Concurring.
I agree with the majority opinion that the State met the special circumstantial evidence standard in this case. However, I take this opportunity to express my concern with the continued application of this special standard. In Knight v. State, 107 So.3d 449, 455, 457 (Fla. 5th DCA 2013), the Fifth District concluded that the special circumstantial evidence test did not apply under the facts of that case but also opined that “Florida should join the federal courts and the vast majority of states that have abandoned use of a special circumstantial evidence standard of review.” See also Rocker, 122 So.3d at 912 (Villanti, J., dissenting); Sims, 110 So.3d at 117 (Thomas, J., dissenting). The court reasoned that the special “standard is misleading because it completely ignores the proper role of the jury and directs the appellate judge to determine ... whether a hypothesis of innocence is reasonable,” Knight, 107 So.3d at 457, it “ignores the correlation between the ‘strength’ of circumstantial evidence and the ‘reasonableness’ of various hypotheses of innocence,” id. at 458, and “it incorrectly suggests that an allowance for the jury’s credibility determinations should never factor into a sufficiency of the evidence review in circumstantial evidence cases,” id. at 459. The Knight court also concluded that the standard is unnecessary because the general standard of review applicable to motions for judgment of acquittal ensures that a conviction is sustained only when the trier of fact could find every element beyond a reasonable doubt. Id. at 460. The court further opined that the special standard should not apply to cases “where the state presents direct evidence to support a finding of guilt as to most elements, but is left to rely on circumstantial evidence to prove the defendant’s state of mind,” recognizing that state of mind is almost never proven by direct evidence. Id. at 463; see also Rocker, 122 So.3d at 912 (Villanti, J., dissenting); Sims, 110 So.3d at 122 (Thomas, J., dissenting). The court pointed out that there is much confusion in Florida about when the special standard applies and that the supreme court should at the least clarify when it applies. Id. at 467.

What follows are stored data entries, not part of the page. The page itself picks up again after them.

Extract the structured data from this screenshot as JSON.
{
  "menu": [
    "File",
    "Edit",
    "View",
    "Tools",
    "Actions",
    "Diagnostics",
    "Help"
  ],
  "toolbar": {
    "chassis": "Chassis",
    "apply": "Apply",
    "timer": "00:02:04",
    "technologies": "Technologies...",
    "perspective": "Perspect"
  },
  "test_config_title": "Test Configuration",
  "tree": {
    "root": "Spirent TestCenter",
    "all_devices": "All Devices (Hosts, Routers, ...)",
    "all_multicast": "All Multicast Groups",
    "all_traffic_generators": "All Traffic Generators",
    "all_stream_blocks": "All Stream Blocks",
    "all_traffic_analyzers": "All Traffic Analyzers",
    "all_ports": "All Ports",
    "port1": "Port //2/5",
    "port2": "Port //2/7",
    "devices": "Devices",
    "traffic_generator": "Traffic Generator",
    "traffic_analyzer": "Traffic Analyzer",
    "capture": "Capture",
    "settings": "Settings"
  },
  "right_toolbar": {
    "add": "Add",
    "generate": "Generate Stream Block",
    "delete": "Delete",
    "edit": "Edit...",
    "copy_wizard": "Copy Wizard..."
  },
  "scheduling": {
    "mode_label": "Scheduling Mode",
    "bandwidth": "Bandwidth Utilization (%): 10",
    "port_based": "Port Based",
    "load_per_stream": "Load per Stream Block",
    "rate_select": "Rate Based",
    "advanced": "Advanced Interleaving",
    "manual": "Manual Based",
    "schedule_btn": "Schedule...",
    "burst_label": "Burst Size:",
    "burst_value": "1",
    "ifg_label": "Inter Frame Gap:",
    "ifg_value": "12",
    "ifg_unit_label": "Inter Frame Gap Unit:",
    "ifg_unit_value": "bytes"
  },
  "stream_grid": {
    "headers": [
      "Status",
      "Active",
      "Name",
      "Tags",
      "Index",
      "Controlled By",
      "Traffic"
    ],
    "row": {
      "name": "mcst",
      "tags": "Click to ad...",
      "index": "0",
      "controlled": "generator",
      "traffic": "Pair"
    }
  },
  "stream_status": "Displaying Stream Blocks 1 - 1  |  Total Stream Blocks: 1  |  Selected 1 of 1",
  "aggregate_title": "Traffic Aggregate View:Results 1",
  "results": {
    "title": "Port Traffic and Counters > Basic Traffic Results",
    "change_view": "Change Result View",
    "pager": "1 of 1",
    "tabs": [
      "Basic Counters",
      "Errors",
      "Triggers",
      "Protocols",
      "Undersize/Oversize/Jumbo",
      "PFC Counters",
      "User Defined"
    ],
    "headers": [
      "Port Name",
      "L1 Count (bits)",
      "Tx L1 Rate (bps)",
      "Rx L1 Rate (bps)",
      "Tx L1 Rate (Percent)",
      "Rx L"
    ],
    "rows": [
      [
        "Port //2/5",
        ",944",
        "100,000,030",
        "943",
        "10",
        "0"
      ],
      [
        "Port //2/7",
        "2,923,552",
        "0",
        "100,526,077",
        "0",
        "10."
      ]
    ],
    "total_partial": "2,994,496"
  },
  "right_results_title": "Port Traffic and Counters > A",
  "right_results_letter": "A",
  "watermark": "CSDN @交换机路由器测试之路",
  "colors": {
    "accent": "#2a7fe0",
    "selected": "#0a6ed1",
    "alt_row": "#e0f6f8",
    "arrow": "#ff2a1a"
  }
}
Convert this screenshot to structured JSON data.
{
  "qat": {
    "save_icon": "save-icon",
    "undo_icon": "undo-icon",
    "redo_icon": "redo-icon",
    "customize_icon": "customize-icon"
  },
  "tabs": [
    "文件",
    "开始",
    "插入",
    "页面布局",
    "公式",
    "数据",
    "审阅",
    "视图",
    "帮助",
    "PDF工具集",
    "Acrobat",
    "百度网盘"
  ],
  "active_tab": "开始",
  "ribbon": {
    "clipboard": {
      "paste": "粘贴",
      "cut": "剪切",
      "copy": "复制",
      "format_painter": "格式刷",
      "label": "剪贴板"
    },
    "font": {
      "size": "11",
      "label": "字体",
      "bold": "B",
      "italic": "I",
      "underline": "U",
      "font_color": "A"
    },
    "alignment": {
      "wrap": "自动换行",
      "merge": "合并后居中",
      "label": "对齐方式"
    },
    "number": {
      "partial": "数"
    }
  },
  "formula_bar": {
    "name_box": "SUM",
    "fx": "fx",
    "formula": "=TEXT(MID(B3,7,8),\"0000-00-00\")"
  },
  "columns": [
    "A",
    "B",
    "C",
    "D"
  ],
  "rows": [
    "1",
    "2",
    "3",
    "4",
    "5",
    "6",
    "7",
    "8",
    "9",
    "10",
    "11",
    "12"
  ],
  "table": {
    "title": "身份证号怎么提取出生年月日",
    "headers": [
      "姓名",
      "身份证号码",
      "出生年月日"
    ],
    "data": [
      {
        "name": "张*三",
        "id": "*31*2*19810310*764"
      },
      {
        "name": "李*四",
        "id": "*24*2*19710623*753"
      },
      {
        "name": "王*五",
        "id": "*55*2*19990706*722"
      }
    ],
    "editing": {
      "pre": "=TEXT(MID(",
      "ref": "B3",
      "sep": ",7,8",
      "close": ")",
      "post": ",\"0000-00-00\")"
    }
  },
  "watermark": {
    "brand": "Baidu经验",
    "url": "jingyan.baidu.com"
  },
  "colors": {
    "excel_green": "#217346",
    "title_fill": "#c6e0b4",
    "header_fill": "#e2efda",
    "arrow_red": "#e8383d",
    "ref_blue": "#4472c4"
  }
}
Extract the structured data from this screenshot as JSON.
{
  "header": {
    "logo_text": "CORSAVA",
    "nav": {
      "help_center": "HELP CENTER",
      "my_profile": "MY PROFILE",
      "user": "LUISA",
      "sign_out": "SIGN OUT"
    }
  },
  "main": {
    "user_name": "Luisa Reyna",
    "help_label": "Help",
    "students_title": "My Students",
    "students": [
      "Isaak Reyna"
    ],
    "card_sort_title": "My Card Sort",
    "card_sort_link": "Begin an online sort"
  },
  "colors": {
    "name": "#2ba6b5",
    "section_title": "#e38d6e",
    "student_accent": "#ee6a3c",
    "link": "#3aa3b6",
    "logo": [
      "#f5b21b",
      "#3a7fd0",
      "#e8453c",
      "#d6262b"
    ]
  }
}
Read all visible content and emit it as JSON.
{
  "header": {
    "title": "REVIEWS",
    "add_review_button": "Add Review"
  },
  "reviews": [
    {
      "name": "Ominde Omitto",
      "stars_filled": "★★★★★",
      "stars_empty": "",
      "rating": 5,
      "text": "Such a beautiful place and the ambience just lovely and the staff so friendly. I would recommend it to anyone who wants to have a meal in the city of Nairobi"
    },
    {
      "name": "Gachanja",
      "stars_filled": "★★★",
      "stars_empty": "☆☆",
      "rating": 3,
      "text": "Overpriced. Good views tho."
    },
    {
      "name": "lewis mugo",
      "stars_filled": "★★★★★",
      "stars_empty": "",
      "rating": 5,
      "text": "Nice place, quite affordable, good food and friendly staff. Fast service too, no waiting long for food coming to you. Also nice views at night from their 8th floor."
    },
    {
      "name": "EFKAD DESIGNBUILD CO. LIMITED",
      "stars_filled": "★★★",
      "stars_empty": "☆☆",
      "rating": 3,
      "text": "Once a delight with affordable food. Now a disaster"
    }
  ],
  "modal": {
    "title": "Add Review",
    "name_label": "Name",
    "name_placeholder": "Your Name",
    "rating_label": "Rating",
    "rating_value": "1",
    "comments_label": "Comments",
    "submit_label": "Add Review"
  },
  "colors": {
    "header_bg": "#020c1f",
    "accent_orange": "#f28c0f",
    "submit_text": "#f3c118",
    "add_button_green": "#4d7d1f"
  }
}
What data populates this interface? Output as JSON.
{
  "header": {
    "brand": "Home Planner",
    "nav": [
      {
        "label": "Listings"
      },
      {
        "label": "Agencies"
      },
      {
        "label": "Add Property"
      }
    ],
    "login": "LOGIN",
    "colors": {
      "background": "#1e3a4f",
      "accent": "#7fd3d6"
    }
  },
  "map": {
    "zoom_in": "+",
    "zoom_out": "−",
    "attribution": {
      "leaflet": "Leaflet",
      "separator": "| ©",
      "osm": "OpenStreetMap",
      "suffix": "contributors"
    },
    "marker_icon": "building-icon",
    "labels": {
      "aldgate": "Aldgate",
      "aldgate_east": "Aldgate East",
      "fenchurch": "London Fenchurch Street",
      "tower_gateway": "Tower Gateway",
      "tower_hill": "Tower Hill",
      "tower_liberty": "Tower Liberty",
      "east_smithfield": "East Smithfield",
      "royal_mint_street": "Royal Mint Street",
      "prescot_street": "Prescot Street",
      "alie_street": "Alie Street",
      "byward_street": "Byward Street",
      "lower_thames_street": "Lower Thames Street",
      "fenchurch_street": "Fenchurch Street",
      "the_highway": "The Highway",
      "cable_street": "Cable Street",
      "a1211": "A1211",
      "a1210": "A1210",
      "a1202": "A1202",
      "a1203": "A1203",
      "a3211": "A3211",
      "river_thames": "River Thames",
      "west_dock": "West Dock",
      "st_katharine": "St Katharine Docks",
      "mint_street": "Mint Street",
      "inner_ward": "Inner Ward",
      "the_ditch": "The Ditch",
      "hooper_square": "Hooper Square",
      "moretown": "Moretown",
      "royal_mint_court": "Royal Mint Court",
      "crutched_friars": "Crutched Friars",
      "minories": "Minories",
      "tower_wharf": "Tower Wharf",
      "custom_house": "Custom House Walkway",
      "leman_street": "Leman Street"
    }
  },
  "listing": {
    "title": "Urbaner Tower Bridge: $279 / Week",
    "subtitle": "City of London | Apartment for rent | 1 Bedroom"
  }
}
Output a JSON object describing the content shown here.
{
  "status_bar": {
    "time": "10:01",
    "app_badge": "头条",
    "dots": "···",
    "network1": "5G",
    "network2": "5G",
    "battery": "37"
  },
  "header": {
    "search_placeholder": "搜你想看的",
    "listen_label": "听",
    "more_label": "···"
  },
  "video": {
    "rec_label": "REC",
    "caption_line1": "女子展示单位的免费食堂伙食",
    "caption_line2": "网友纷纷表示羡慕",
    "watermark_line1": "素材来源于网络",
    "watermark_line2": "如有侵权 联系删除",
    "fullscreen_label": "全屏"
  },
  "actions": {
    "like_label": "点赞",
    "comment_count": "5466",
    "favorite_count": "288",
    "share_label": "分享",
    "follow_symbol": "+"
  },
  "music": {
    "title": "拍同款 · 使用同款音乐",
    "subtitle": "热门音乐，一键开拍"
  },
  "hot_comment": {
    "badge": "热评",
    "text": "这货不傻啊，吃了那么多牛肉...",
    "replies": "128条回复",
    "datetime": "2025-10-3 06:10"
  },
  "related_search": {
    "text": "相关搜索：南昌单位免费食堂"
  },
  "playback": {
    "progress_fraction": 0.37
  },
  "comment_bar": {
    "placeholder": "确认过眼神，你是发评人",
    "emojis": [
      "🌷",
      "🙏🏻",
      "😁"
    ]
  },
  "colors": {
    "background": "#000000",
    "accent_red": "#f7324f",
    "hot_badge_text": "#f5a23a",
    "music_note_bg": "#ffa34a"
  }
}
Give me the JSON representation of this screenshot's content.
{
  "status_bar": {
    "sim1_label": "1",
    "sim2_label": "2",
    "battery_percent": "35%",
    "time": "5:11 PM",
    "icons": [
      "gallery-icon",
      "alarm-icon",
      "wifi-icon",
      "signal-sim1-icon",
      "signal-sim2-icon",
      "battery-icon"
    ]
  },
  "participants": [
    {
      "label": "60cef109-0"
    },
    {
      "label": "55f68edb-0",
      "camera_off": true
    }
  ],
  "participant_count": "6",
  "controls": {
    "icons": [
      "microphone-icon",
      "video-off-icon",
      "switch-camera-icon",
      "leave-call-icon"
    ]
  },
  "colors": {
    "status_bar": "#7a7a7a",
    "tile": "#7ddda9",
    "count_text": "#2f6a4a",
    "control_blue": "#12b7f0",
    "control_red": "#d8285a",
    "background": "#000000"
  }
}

I agree with the Fifth District’s compelling reasons for the abandonment or reconsideration of this special standard of review, and I too encourage the supreme court to address this issue. See Rocker, 122 So.3d at 912 (Villanti, J., dissenting) (encouraging the “supreme court to reconsider Florida’s use of the ‘special standard of review’ in circumstantial evidence cases”). Since the Rocker majority concluded that the evidence in that case did not meet the special circumstantial evidence standard, see id. at 905, I believe that this issue would be best addressed by the Florida Supreme Court in its review of this court’s decision in Rocker.